'Old Friends' - The Subtle Landscape

November 23, 2009 by bgierke

Last weekend wife and I traveled north to visit a friend with whom I had crossed paths but once in the 35 years since college. Make that twice – as I told his wife, last time I’d seen her she was all wrapped in white.

Our college years were quite the mix of intellectual rigor and ribaldry. Malheureusement, I’ve forgotten everything I learned, but can still be gross and disgusting with little trouble. For example (and the only one I’ll provide) I’m still a urinary artiste.

He met his wife when she was three days old. I had to wait till kindergarten to find mine. We exchanged that info after regaling each other with memories and new developments. We agreed that it was an incredible stroke of something that we ever got a second date with any female, let alone a life long commitment from a girl with the advantage of a long view.

Anyway, my friend and I both sought thrills and latterly careers and deep meaning. He’s now a farmer quite close to the earth. He raises grass fed cattle, humanely, gently even. And, is justly proud of his family’s stewardship of their rolling bit of Wisconsin.

Before lunch we helped separate out a few head and then move the rest to a new pasture. The process was beautiful. There was rhythm. No prodding or loud noise. Like a shaman, farmer friend moved the cattle with softly shaken long handled rattles. That’s all it took.

“Cattle here have a great life up until that last day,” he said. For what more could one hope? Herd eagerly entered the new pasture and its fresh grass. They change every other day or so. I look out the same window every flippin’ day…

Lunch was a fine repast of lean grass fed Angus hamburgers, pesto, and applesauce. All procured by them, from their land, with care. I had seconds.

After lunch we hiked across fields and through timber for several hours. I was amazed at his concern for the state of even remote bits of his land. He’d bend, scoop, and toss sticks and small branches over the fence so as not to impede the verdancy.

Then, in the forest, he explained about the driftless area and how the nature of the landscape had evolved over the eons. How the flora and fauna changed through the stewardship of the Native Americans and now his. At dusk, we entered a clearing atop the last tallest hill open to the sky and through the leafless trees, beyond. It had an aura, an incredibly palpable sense of place.
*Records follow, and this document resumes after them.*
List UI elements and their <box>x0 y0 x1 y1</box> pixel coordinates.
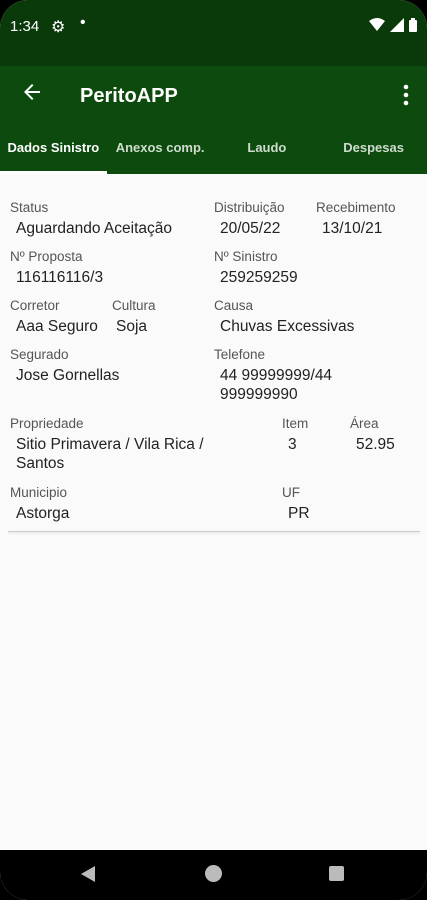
recebimento-field: Recebimento 13/10/21 <box>316 200 396 238</box>
causa-value: Chuvas Excessivas <box>220 318 355 335</box>
proposta-value: 116116116/3 <box>16 269 104 286</box>
area-label: Área <box>350 416 379 431</box>
telefone-field: Telefone 44 99999999/44 999999990 <box>214 347 332 404</box>
telefone-value-line2: 999999990 <box>220 386 298 403</box>
cultura-field: Cultura Soja <box>112 298 156 336</box>
sinistro-value: 259259259 <box>220 269 298 286</box>
item-field: Item 3 <box>282 416 308 454</box>
telefone-value-line1: 44 99999999/44 <box>220 367 333 384</box>
causa-label: Causa <box>214 298 254 313</box>
proposta-field: Nº Proposta 116116116/3 <box>10 249 103 287</box>
area-field: Área 52.95 <box>350 416 395 454</box>
tab-anexos[interactable]: Anexos comp. <box>107 126 214 174</box>
claim-details: Status Aguardando Aceitação Distribuição… <box>0 174 427 850</box>
status-field: Status Aguardando Aceitação <box>10 200 172 238</box>
back-arrow-icon[interactable] <box>20 80 44 104</box>
app-bar: PeritoAPP <box>0 66 427 126</box>
distribuicao-label: Distribuição <box>214 200 285 215</box>
propriedade-value-line2: Santos <box>16 455 65 472</box>
battery-icon <box>409 18 417 32</box>
corretor-field: Corretor Aaa Seguro <box>10 298 98 336</box>
tab-bar: Dados Sinistro Anexos comp. Laudo Despes… <box>0 126 427 174</box>
uf-value: PR <box>288 505 310 522</box>
nav-back-icon[interactable] <box>81 866 95 882</box>
segurado-field: Segurado Jose Gornellas <box>10 347 119 385</box>
tab-despesas[interactable]: Despesas <box>320 126 427 174</box>
proposta-label: Nº Proposta <box>10 249 83 264</box>
distribuicao-value: 20/05/22 <box>220 220 281 237</box>
more-options-icon[interactable] <box>403 83 409 107</box>
cultura-value: Soja <box>116 318 148 335</box>
status-value: Aguardando Aceitação <box>16 220 172 237</box>
tab-laudo[interactable]: Laudo <box>214 126 321 174</box>
notification-dot-icon: • <box>80 14 86 31</box>
municipio-field: Municipio Astorga <box>10 485 69 523</box>
segurado-label: Segurado <box>10 347 69 362</box>
propriedade-value-line1: Sitio Primavera / Vila Rica / <box>16 436 204 453</box>
nav-home-icon[interactable] <box>205 865 222 882</box>
corretor-label: Corretor <box>10 298 60 313</box>
wifi-icon <box>369 18 385 31</box>
propriedade-label: Propriedade <box>10 416 84 431</box>
municipio-value: Astorga <box>16 505 70 522</box>
status-bar: 1:34 ⚙ • <box>0 0 427 66</box>
causa-field: Causa Chuvas Excessivas <box>214 298 354 336</box>
signal-icon <box>390 18 404 32</box>
telefone-label: Telefone <box>214 347 266 362</box>
status-time: 1:34 <box>10 18 40 35</box>
uf-field: UF PR <box>282 485 310 523</box>
nav-recents-icon[interactable] <box>329 866 344 881</box>
sinistro-field: Nº Sinistro 259259259 <box>214 249 298 287</box>
item-label: Item <box>282 416 309 431</box>
phone-screen: 1:34 ⚙ • PeritoAPP Dados Sinistro Anexos… <box>0 0 427 900</box>
status-icons <box>369 18 417 32</box>
recebimento-label: Recebimento <box>316 200 396 215</box>
propriedade-field: Propriedade Sitio Primavera / Vila Rica … <box>10 416 204 473</box>
item-value: 3 <box>288 436 297 453</box>
status-label: Status <box>10 200 49 215</box>
recebimento-value: 13/10/21 <box>322 220 383 237</box>
sinistro-label: Nº Sinistro <box>214 249 278 264</box>
system-nav-bar <box>0 850 427 900</box>
section-divider <box>8 531 420 532</box>
corretor-value: Aaa Seguro <box>16 318 98 335</box>
municipio-label: Municipio <box>10 485 68 500</box>
area-value: 52.95 <box>356 436 395 453</box>
tab-dados-sinistro[interactable]: Dados Sinistro <box>0 126 107 174</box>
uf-label: UF <box>282 485 300 500</box>
cultura-label: Cultura <box>112 298 156 313</box>
gear-icon: ⚙ <box>51 19 66 36</box>
segurado-value: Jose Gornellas <box>16 367 120 384</box>
distribuicao-field: Distribuição 20/05/22 <box>214 200 285 238</box>
app-title: PeritoAPP <box>80 85 178 107</box>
Throughout our perambulation we talked about our lives through the years since graduation. A lot of shit has happened. Paul Simon’s song 'Old Friends' came to mind.

Old Friends,
Old Friends,
Sat on the park bench
Like bookends.

But, though creaky we’re neither ready for a park bench. What struck me was a metaphorical take on that verse. By graduation there were a few text books between us. Now pushing sixty, however, the volumes are many and the shelf bends under their weight. Some were light and quick reads, some tumescent, several revelatory and wonderful, and, well, a few drew toward denouement with relentless and terrible power.

Late in the lyrics Paul Simon wrote, “how terribly strange to be seventy…” But he was only twenty-seven then and might as well have written about what he knew about life on Mars. Me? Now forty plus years closer to that mark I’d say why look up from the book I’m reading now - might lose my place.